Where is the alternate inspiration going to come from and what is the narrative and systems that will be used to create a balance that there are no pure sanctimonious human systems, but that there are standards that should be held above other methods in going forward? That there are a large population of young Guyanese who are passing through the courts and through the prison system, cannot be disputed, and it’s in that system that an interception can be made, though not the stage for the only interception. In the late 90s I volunteered a self-financed project to teach Art in the prison. In charge was Chief Officer/Director Dale Erskine, who agreed to the mechanisms I had out lined. It took several months in which I had successes. I practiced an initiation engagement to explore who were serious, wasting time and above all had the skill and talent to make a self-difference in the field. I even applied to Ronald Gajraj for an early release for one of the inmates in the class who I had known was enduring prison in and out for too long, and with the support of Director Erskine this prisoner was allowed the early release. With another colleague he pursued art projects, coming to my home for guidance. I assured him and his colleagues that the best option was to have a job while developing their artistic skills, which he did. I have not on queering learnt of his retrogression into prison. The fact is, that rehabilitation is not magical. It requires effort, and we have precedents. There are no Guyanese who have had parents working at Hospitals as ward maids, cleaners, kitchen staff and even medical staff, who are over 50 that did not eat ‘Jail Bread’ because at that time the prisons baked for other institutions, had its own printery, that took in outside jobs, produced their own mattresses, had a boxing gym, a football team and drama club that was identified as the Republican this or that.
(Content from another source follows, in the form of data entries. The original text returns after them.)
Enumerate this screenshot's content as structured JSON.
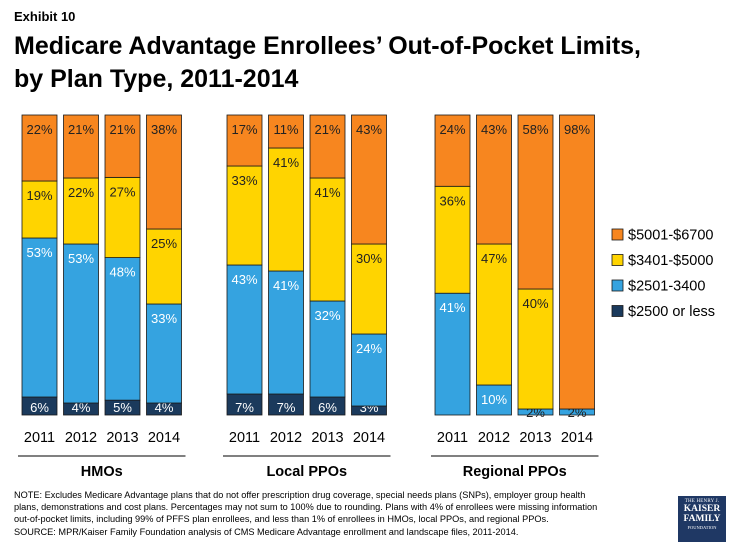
{
  "exhibit": "Exhibit 10",
  "title_line1": "Medicare Advantage Enrollees’ Out-of-Pocket Limits,",
  "title_line2": "by Plan Type, 2011-2014",
  "chart_data": {
    "type": "bar",
    "stacked": true,
    "normalized": true,
    "title": "Medicare Advantage Enrollees’ Out-of-Pocket Limits, by Plan Type, 2011-2014",
    "series_order_bottom_to_top": [
      "$2500 or less",
      "$2501-3400",
      "$3401-$5000",
      "$5001-$6700"
    ],
    "colors": {
      "$5001-$6700": "#f7861f",
      "$3401-$5000": "#ffd400",
      "$2501-3400": "#35a3e0",
      "$2500 or less": "#1b3a5c"
    },
    "legend": [
      "$5001-$6700",
      "$3401-$5000",
      "$2501-3400",
      "$2500 or less"
    ],
    "groups": [
      {
        "name": "HMOs",
        "bars": [
          {
            "year": "2011",
            "values": [
              6,
              53,
              19,
              22
            ],
            "labels": [
              "6%",
              "53%",
              "19%",
              "22%"
            ]
          },
          {
            "year": "2012",
            "values": [
              4,
              53,
              22,
              21
            ],
            "labels": [
              "4%",
              "53%",
              "22%",
              "21%"
            ]
          },
          {
            "year": "2013",
            "values": [
              5,
              48,
              27,
              21
            ],
            "labels": [
              "5%",
              "48%",
              "27%",
              "21%"
            ]
          },
          {
            "year": "2014",
            "values": [
              4,
              33,
              25,
              38
            ],
            "labels": [
              "4%",
              "33%",
              "25%",
              "38%"
            ]
          }
        ]
      },
      {
        "name": "Local PPOs",
        "bars": [
          {
            "year": "2011",
            "values": [
              7,
              43,
              33,
              17
            ],
            "labels": [
              "7%",
              "43%",
              "33%",
              "17%"
            ]
          },
          {
            "year": "2012",
            "values": [
              7,
              41,
              41,
              11
            ],
            "labels": [
              "7%",
              "41%",
              "41%",
              "11%"
            ]
          },
          {
            "year": "2013",
            "values": [
              6,
              32,
              41,
              21
            ],
            "labels": [
              "6%",
              "32%",
              "41%",
              "21%"
            ]
          },
          {
            "year": "2014",
            "values": [
              3,
              24,
              30,
              43
            ],
            "labels": [
              "3%",
              "24%",
              "30%",
              "43%"
            ]
          }
        ]
      },
      {
        "name": "Regional PPOs",
        "bars": [
          {
            "year": "2011",
            "values": [
              0,
              41,
              36,
              24
            ],
            "labels": [
              "",
              "41%",
              "36%",
              "24%"
            ]
          },
          {
            "year": "2012",
            "values": [
              0,
              10,
              47,
              43
            ],
            "labels": [
              "",
              "10%",
              "47%",
              "43%"
            ]
          },
          {
            "year": "2013",
            "values": [
              0,
              2,
              40,
              58
            ],
            "labels": [
              "",
              "2%",
              "40%",
              "58%"
            ]
          },
          {
            "year": "2014",
            "values": [
              0,
              2,
              0,
              98
            ],
            "labels": [
              "",
              "2%",
              "",
              "98%"
            ]
          }
        ]
      }
    ]
  },
  "note_line1": "NOTE: Excludes Medicare Advantage plans that do not offer prescription drug coverage, special needs plans (SNPs), employer group health",
  "note_line2": "plans, demonstrations and cost plans.  Percentages may not sum to 100% due to rounding. Plans with 4% of enrollees were missing information",
  "note_line3": "out-of-pocket limits, including 99% of PFFS plan enrollees, and less than 1% of enrollees in HMOs, local PPOs, and regional PPOs.",
  "note_line4": "SOURCE: MPR/Kaiser Family Foundation analysis of CMS Medicare Advantage enrollment and landscape files, 2011-2014.",
  "logo": {
    "line1": "THE HENRY J.",
    "line2": "KAISER",
    "line3": "FAMILY",
    "line4": "FOUNDATION"
  }
}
As for the ‘Jail Bread’ yes, I ate it, as soon as it arrived home to supplement the Saturday and Wednesday official home baking days.

That was a period when the criminal population was small enough a tribe to be catalogued. The police knew who to look for when certain crimes were committed. Unlike today, where law breakers are springing out of the woodwork on a momentary frequency, at times from surprising backgrounds, no longer are the wards of old South Georgetown, Tiger Bay, Lodge and other familiar “blame areas” for our old expired class pretention comfort zone narratives, are realistic.

Extrajudicial methods didn’t work, it worsened the social fabric, and the psychological lives of many sensitive policemen involved. It was submerged in error. Today, technology is in place to apprehend suspects. Still, the problem is, as I mentioned in a past article of a conversation between myself and a senior policeman in respect to ‘drug addicts’ he with a smile had responded to me “If we pick them up, which is not a bad idea, but then, whey we gon put them?” that reply was “Check mate’” on a subject board- that has gotten worse, in that it has become accustomed to.

In closing much of what was mentioned in the past that were commendable, did not work because though the spark that was awakened through programmes like ‘GUYFESTA’ (The Guyana Festival of the Arts). It stopped there. There was no continuation plan, as were the prison skills learned. It became a rehabilitating dream with no vision to allow it to exist in the reality of the coming dawn.